Description: When presented with the same question about an image, human annotators often give valid but disagreeing answers indicating that their reasoning was different. In previous work[1], we found that visual attention maps provide insight into the different reasoning underlying disagreement in VQA. There are two possible extensions of this work: Conducting an annotation study to systematically find relevant cases of disagreement and extending the work to other datasets. For the former, it would be required to build an annotation interface, filter candidate case (for example removing disagreement caused by synonyms or spelling mistakes), conducting the annotation study, and validating the collected dataset. For the latter, there are two datasets that could be explored: Byproducts[2] and SalChartQA[3]. For both, the work would require a manual analysis step to see whether there are examples of disagreement caused by differences in visual attention, and then an exploration of how to detect them.

Supervisor: Susanne Hindennach and Yao Wang

Distribution: 20% Literature, 60% implementation, 20% Analysis and discussion

Requirements: Depends on type of extension

Literature: [1] Susanne Hindennach, Lei Shi, and Andreas Bulling. 2024. Explaining Disagreement in Visual Question Answering Using Eye Tracking. In 2024 Symposium on Eye Tracking Research and Applications (ETRA ’24), June 4–7, 2024, Glasgow, United Kingdom. ACM, New York, NY, USA, 7 pages. Paper link.
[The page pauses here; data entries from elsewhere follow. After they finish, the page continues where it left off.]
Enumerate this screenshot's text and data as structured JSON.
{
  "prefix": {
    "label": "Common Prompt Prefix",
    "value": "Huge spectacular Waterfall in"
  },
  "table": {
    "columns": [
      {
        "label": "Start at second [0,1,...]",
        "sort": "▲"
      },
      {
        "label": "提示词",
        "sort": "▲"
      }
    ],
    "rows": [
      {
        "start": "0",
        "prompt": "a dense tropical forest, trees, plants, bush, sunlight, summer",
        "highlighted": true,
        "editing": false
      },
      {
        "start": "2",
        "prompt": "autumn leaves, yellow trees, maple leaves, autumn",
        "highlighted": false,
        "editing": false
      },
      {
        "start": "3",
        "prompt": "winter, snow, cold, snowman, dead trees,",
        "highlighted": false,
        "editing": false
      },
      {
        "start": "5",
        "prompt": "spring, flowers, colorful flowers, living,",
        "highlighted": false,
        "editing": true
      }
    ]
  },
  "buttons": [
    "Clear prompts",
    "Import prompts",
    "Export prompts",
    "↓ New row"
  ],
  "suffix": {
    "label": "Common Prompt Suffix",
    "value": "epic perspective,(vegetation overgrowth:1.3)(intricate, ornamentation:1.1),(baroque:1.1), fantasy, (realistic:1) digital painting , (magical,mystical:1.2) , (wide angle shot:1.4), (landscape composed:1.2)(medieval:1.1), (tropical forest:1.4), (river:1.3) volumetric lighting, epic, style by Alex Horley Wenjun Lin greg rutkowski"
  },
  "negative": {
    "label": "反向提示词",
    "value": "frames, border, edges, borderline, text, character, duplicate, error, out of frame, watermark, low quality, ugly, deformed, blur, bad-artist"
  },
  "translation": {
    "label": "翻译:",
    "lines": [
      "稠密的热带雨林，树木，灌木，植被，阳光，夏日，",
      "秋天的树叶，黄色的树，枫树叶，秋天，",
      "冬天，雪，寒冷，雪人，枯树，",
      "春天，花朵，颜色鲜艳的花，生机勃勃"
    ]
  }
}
[2] D. Han, J. Choe, S. Chun, J. J. Y. Chung, M. Chang, S. Yun, J. Y. Song, and S. J. Oh. Neglected free lunch – learning image classifiers using annotation byproducts. In International Conference on Computer Vision (ICCV), 2023. Paper link.

[3]Yao Wang, Weitian Wang, Abdullah Abdelhafez, Mayar Elfares, Zhiming Hu, Mihai Bâce, Andreas Bulling. 2024. SalChartQA: Question-driven Saliency on Information Visualisations. In Proc. ACM SIGCHI Conference on Human Factors in Computing Systems (CHI), pp. 1–14, 2024. Paper link.